AQTAU, Kazakhstan — A court in Kazakhstan’s western city of Aqtau has acquitted activist Aigul Aqberdieva in a high-profile case that stemmed from her social-media posts.
Aqberdieva’s lawyer, Zhanar Sundetqalieva, told RFE/RL that the court on February 6 also ruled that investigators violated Kazakhstan’s Criminal Procedural Code while investigating the case.
The 39-year-old Aqberdieva was accused of using social-media accounts of the banned Democratic Choice of Kazakhstan (DVK) movement to call for the “forceful overthrow of the government.”
On January 31, a prosecutor asked the court to convict Aqberdieva and sentence her to five years of “freedom limitation” — a suspended sentence with parolelike restrictions.
Aqberdieva went on trial in September, four days after her 45-year-old husband, Ablovas Zhumaev, was found guilty of the same charge and sentenced to three years in prison.
Both Aqberdieva and her husband pleaded not guilty and called their cases politically motivated.
The couple has four children, the youngest of whom is 2 years old.
Kazakhstan deemed the DVK an extremist organization and banned the group in March 2018.

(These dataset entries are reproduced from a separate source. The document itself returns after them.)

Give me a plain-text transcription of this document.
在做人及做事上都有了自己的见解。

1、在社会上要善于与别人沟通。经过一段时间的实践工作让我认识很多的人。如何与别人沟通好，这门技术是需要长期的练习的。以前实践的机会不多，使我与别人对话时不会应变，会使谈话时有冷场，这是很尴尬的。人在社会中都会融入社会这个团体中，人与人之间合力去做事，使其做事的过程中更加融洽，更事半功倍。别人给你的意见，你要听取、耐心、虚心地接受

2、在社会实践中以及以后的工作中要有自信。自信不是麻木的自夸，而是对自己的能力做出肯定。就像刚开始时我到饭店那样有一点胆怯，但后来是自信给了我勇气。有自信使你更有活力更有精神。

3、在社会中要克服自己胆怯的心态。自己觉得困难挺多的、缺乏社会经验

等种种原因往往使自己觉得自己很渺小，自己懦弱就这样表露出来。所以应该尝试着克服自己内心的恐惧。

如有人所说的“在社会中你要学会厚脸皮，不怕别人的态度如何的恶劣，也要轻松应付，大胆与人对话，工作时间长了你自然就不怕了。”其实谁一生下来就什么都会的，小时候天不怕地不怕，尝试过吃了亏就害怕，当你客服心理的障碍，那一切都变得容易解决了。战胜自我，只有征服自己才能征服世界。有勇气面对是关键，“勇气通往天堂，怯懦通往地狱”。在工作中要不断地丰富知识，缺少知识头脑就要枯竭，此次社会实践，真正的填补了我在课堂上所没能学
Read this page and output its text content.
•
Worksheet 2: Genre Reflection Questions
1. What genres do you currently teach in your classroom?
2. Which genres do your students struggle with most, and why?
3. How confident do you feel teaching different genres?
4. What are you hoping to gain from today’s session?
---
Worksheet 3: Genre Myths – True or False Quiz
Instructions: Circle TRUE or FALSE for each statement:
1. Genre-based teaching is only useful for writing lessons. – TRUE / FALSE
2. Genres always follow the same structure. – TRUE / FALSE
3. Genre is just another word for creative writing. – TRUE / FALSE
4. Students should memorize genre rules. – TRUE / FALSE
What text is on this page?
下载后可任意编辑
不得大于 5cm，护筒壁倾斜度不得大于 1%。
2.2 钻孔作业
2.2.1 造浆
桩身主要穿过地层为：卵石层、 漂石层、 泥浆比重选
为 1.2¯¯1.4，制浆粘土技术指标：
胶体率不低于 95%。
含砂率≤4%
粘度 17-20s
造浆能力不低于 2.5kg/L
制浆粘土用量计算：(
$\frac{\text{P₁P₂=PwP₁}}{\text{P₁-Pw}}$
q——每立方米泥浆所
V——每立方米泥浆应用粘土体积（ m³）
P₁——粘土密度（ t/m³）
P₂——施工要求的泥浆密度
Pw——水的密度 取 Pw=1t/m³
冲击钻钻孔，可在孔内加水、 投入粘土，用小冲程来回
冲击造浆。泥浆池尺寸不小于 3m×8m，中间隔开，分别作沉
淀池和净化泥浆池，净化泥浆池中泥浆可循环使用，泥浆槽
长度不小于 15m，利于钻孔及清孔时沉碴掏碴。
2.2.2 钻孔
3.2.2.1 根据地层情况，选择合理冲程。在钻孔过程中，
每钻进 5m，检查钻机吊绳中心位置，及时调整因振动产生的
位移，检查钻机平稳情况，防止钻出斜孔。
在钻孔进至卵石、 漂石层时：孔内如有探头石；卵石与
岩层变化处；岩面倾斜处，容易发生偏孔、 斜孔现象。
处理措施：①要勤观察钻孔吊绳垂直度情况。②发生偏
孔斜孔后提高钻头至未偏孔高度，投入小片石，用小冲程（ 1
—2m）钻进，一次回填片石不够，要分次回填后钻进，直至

The political movement was founded by fugitive former banker Mukhtar Ablyazov, who has been a vocal critic of President Nursultan Nazarbaev.
In November, Ablyazov was sentenced in absentia to life in prison by a Kazakh court for murder. He has denied the charge and called it politically motivated.
Opponents and rights groups say that Nazarbaev, in power since before the 1991 dissolution of the Soviet Union, has taken systematic steps to suppress dissent and sideline potential opponents.